Вот теперь человек с осанкой теннисиста медленно поднимается, проводя правой рукой по мрачному, усталому лицу. Он направляется к выходу, но во всех его движениях сквозит неуверенность, и, оказавшись на открытой веранде, он задумчиво останавливается, опершись о перила, устремив невидящий взгляд на мигающие вдали огни Лонг-Айленда.
– Простите, сэр, но вы, кажется, забыли оплатить счет.
Бледная официантка улыбается ему деланно-веселой профессиональной улыбкой и протягивает длинный листок бумаги – такой серый, что он кажется грязным.
– Я сейчас вернусь, и потом там остался мой приятель.
– Ваш приятель заплатил за себя.
– Простите. Я думал, он заплатит за обоих, а я потом ему верну деньги.
– Но он заплатил только за себя.
Девушка начинает проявлять нетерпение, и только когда хмурый мужчина протягивает ей кредитную карточку, профессиональная приветливость возвращается к ней; взяв карточку, она уходит внутрь ресторана, обходя грузного Робардса, который, стоя в дверях, наблюдал за этой сиеной. Так они стоят молча, в пятнадцати метрах друг от друга, пока не возвращается официантка и с напускным интересом не спрашивает, довольны ли они обедом. Ее лицо сразу становится безразличным, как только мужчины поворачиваются к ней спиной и направляются к ступеням, идущим вверх, к шоссе. Они уходят навстречу спускающемуся сумраку, который разрезают огни лимузинов, мчащихся по бостонской трассе. Приземистый человек выбирается на шоссе, приветливо улыбаясь:
– Вам сообщат номер абонентского ящика, на который вы будете пересылать копии своих писем к Мюриэл Колберт и ее ответов, а также сообщения о содержании телефонных разговоров, если вам приведется разговаривать с ней по телефону.

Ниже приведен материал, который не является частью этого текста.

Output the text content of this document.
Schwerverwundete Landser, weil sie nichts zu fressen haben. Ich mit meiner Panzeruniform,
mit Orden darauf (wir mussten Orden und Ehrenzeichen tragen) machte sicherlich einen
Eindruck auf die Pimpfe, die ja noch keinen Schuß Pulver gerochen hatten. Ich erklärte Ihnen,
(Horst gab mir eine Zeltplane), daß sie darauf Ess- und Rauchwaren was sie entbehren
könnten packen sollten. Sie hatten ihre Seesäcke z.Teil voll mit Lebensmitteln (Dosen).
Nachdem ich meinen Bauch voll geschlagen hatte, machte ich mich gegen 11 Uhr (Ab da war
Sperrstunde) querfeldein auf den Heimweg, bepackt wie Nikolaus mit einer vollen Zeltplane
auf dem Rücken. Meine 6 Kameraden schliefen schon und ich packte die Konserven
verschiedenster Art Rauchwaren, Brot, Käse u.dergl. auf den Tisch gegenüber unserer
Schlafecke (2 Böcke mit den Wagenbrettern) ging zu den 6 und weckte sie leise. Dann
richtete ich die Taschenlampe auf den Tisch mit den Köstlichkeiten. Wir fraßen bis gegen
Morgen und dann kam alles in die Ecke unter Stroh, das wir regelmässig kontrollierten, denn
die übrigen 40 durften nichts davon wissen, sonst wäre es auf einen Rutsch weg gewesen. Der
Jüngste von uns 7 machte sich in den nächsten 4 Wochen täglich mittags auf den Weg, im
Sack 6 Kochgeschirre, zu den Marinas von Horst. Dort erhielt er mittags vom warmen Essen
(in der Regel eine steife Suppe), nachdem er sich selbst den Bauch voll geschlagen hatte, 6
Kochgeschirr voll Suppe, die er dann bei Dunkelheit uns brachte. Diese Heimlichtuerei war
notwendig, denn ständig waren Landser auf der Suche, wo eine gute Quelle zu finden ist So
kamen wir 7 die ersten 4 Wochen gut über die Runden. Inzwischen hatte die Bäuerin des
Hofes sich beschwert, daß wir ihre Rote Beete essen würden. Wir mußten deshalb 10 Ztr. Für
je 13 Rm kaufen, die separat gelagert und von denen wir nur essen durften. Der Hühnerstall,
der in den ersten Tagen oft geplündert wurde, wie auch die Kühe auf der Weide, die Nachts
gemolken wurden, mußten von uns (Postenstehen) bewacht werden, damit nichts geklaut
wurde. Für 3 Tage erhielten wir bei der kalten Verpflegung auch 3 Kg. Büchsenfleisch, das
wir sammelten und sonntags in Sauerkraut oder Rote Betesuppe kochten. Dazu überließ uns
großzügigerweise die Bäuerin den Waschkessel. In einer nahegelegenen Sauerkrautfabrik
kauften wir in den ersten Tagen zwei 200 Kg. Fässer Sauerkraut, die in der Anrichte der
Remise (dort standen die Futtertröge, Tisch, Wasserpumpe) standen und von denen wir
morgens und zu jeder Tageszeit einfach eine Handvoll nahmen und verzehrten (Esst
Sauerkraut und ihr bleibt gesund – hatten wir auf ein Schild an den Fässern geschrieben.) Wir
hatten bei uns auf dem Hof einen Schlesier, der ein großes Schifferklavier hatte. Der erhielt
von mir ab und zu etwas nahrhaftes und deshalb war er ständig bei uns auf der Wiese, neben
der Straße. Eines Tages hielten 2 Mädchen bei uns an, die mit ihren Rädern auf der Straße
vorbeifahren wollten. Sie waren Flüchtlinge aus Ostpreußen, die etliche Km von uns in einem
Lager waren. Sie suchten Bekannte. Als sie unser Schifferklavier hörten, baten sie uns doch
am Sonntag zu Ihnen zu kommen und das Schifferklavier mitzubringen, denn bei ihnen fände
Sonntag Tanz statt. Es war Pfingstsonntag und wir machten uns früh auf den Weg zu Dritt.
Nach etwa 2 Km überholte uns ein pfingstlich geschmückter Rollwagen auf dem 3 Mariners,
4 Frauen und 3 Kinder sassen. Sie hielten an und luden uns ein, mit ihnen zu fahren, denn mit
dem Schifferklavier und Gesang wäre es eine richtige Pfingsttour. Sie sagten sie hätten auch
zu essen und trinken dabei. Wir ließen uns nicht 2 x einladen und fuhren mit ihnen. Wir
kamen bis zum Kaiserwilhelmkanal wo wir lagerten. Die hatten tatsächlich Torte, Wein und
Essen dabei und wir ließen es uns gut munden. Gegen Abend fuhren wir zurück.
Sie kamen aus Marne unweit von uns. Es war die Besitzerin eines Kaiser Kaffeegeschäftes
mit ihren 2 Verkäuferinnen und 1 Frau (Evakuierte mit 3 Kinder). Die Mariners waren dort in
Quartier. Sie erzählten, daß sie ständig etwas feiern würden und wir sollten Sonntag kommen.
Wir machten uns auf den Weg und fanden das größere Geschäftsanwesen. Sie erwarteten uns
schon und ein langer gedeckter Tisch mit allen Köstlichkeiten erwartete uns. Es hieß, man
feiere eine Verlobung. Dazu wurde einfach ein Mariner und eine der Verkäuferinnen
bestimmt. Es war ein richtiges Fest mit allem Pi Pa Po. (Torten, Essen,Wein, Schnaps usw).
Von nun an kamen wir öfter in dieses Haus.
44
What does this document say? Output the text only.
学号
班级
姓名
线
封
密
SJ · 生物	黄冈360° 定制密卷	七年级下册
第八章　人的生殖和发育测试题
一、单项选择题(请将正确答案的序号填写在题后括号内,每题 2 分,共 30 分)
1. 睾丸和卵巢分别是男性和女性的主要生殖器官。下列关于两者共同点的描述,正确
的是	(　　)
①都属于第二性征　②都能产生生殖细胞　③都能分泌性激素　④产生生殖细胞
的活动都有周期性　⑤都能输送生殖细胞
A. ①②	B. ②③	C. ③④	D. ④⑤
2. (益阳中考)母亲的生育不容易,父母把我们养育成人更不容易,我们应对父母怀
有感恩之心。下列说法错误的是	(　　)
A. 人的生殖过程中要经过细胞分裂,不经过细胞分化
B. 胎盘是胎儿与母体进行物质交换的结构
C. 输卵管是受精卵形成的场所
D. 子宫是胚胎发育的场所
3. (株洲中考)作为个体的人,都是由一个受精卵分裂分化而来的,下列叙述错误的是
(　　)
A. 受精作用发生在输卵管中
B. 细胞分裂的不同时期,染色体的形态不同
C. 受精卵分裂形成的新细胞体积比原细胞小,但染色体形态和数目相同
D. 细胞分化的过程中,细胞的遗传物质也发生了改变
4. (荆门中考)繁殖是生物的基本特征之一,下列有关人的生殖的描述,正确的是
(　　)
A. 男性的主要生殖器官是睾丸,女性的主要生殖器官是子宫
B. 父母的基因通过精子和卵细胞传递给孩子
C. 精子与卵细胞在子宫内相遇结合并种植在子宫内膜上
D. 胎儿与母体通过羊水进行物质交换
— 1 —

Приземистый мужчина садится в машину, но не приглашает профессора последовать своему примеру; потом, словно вид рычагов напомнил ему о чем-то, нажимает кнопку, и окошко опускается. И тогда он говорит застывшему от растерянности профессору:
– Я забыл предупредить, что не смогу подбросить вас назад в университет. Но здесь недалеко, метрах в ста, автобусная остановка. Если все пойдет нормально, мы с вами больше не увидимся. Если же все пойдет не так, как нам надо, мы будем с вами видеться так часто, что всю оставшуюся жизнь вы будете жалеть об этом вечере.
И стекло тут же возвращается на прежнее место, словно ледяная завеса, а Норман Рэдклифф, придя в себя, поворачивается и упругим шагом направляется к автобусной остановке, засунув руки в карманы. Разворачиваясь, недавний собеседник Нормана на мгновение выхватывает желтым светом фар его высокую фигуру. Приземистый человек, сидящий в машине, неподвижно застыл, едва заметными движениями направляя машину, уносящуюся вдаль по ночному шоссе. Неожиданно черты его лица приходят в движение, и с губ срываются слова песни. На секунду он прерывается – только для того, чтобы громко сказать ветровому стеклу:
– Ну и дерьмо же ты, Норман Рэдклифф!
И он начинает повторять нараспев – десять, двадцать раз подряд – названия книг профессора, с разными интонациями, но писклявым женским голосом: истоки моральной жизни, антикоммунизм и изотопная мораль, истоки моральной жизни, антикоммунизм и изотопная мораль… ай, Норман, я больше не могу, что ты со мной делаешь… еще, Норман, еще, еще один изотоп… больше не могу… истоки нравственности, антикоммунизм и изотопная мораль, истоки нравственности, антикоммунизм и изотопная мораль, истоки нравственности, антикоммунизм и изотопная мораль… доктор Рэдклифф, о, доктор Рэдклифф… разве он весь там поместится? А когда эта забава надоедает, мужчина останавливает машину, откидывается назад и медленно, нараспев начинает читать:
– А чему ты меня научишь, Норман? Чему, скажи, не своди меня с ума…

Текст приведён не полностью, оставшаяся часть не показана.